Bagi orang yang beriman akan Sang Maha Pencipta
sepakat bahwa manusia adalah makhluk ciptaan Tuhan yang paling sempurna.
Pertanyaannya kemudian adalah, bilamana manusia akan mencapai keadaan sempurna
sebagai makhluk ciptaan Tuhan? Manusia tidak akan lepas dari keadaan alamiahnya
yang mengalami lapar dan dahaga, perasaan takut dan gembira, marah dan cinta.

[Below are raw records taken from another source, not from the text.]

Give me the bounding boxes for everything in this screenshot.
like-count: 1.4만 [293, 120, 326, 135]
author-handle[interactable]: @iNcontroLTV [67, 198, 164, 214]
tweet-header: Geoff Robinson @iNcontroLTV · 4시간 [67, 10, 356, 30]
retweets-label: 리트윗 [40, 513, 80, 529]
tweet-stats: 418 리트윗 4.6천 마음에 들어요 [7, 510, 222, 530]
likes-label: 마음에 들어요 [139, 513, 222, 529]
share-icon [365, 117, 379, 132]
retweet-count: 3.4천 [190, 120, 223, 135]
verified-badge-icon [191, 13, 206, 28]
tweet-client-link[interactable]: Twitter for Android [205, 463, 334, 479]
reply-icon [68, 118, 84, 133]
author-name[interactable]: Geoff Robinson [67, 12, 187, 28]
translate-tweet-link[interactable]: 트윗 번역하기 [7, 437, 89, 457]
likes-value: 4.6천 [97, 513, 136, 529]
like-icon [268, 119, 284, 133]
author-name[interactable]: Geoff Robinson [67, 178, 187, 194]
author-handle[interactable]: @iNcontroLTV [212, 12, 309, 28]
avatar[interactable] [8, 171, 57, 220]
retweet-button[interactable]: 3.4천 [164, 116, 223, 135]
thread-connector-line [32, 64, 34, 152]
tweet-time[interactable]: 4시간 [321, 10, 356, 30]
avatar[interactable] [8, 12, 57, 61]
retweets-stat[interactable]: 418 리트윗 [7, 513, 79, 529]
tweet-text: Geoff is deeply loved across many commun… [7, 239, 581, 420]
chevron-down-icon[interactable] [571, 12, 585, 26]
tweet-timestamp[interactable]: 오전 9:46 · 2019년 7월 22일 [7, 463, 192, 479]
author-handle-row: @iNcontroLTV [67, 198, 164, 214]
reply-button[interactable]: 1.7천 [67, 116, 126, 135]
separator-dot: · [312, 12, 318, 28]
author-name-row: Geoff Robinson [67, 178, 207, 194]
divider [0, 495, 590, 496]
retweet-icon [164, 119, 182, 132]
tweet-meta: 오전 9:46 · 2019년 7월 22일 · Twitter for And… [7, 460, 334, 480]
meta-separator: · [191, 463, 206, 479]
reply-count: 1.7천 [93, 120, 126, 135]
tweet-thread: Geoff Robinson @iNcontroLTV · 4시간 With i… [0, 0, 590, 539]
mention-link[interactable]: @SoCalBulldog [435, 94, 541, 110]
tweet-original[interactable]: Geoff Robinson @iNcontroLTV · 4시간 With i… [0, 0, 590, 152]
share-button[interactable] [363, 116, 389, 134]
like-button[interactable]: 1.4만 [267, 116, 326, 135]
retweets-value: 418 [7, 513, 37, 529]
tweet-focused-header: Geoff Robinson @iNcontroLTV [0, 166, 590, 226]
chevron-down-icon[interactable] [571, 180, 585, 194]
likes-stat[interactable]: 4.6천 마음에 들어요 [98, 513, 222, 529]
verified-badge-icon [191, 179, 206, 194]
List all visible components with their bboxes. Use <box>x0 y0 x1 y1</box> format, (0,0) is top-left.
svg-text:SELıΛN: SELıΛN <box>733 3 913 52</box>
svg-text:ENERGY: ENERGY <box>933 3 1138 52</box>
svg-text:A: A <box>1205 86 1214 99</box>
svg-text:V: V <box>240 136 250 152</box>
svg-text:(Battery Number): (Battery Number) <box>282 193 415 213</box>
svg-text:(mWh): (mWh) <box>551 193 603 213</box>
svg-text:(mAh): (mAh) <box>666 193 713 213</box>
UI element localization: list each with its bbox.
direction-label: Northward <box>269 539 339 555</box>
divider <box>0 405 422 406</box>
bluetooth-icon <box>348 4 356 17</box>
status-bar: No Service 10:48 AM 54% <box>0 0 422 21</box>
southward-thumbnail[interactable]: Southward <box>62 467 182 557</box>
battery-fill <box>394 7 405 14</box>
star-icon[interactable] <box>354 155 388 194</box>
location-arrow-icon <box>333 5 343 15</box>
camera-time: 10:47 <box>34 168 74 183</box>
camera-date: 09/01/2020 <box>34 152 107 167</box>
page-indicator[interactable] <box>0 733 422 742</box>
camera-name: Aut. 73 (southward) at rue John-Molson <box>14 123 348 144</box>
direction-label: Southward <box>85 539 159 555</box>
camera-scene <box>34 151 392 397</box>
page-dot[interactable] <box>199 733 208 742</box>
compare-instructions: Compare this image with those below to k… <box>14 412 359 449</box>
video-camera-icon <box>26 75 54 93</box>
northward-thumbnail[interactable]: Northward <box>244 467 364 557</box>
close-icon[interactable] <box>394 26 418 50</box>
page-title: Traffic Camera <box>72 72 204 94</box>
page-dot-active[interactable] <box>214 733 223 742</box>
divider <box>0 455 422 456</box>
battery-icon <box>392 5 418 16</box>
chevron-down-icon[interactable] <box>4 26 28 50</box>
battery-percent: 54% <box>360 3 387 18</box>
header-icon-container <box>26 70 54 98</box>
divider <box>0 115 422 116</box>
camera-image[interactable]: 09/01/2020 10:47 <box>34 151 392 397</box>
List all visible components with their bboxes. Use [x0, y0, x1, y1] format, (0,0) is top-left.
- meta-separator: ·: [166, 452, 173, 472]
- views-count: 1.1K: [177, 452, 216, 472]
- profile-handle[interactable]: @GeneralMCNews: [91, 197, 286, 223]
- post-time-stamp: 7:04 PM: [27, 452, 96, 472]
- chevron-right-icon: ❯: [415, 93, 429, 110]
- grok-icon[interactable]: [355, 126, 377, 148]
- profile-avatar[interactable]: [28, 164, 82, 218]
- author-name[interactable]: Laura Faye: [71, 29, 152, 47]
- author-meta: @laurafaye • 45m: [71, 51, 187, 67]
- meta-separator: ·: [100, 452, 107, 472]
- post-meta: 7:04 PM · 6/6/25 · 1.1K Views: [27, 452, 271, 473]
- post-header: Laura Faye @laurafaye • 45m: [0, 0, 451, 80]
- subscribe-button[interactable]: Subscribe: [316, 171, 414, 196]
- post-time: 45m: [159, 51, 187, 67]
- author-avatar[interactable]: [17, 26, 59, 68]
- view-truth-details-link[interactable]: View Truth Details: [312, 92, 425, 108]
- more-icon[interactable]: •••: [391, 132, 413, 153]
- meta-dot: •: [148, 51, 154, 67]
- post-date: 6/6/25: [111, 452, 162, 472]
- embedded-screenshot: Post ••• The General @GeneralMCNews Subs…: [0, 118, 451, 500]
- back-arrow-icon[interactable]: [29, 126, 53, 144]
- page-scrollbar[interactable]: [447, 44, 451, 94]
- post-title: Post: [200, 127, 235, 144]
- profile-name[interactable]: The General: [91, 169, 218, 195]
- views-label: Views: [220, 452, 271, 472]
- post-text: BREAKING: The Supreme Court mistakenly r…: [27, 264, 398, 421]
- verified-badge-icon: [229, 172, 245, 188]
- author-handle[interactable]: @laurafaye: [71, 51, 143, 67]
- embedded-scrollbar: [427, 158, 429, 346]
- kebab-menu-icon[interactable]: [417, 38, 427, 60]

Pada situasi memuncak dan terjepit, manusia sering kehilangan kontrol dan yang
muncul adalah sifat alamiahnya (binatangnya) untuk bertahan atau menyerang, dan
bahkan membunuh. Orang Barat menyebutnya homo
homini lupus. Dalam komunitasnya, manusia bergaul dan berteman,
bekerjasama, berpolitik. Manusia menginginkan keadaan masyarakat penuh damai,
toleransi dan saling membantu. Mereka yang kuat membantu yang lemah, tanpa harus
menjatuhkan martabat Si Lemah. Pepatah mengatakan, memberi dengan tangan kanan,
tangan kiri jangan melihat. Orang Barat menyebutnya homo homini socius. Dalam keadaan sadar dan penuh tanggung-jawab
akan posisinya sebagai makhluk Tuhan, mereka yang berkecukupan harta mepunyai
‘kewajiban’ menyerahkan sebagaian harta yang Tuhan rezekikan untuk ‘jalan
kebaikkan’ melalui Baitul Maal. Dalam keadaan memuncak dan terjepit, maka
manusia dihadapkan dengan pilihan memenuhi ‘kewajiban’nya untuk taqwa, takut
kepada Tuhannya atau menghindar dan menjauh. Janji Tuhan yang tak pernah bohong
“..... Dan barang siapa bertakwa kepada Allah, Dia akan membuat baginya suatu
jalan keluar. Dan, Dia akan memberikan rezeki kepadanya dari mana tidak pernah
ia menyangka....” (QS.65: 2-3). Pada saat semacam ini,
kecerdasan spiritualitas manusia diuji. Membelanjakan harta dijalan Allah bukan
secuil, tetapi jelas dan terukur. Zakat, diukur secara matematis, 2,5% dari
harta berumur setahun yang mencapai nilai kewajibannya, yang ini gak usah
dipikirin, laksanakan saja alias hukumnya wajib. Sadaqah, dibayarkan sesuai
situasi yang terjadi, sebagaimana dicontohkan oleh Rasulullah SAW hingga beliau
tak lagi wajib membayar Zakat-nya karena hartanya tak lagi sampai nisab-nya.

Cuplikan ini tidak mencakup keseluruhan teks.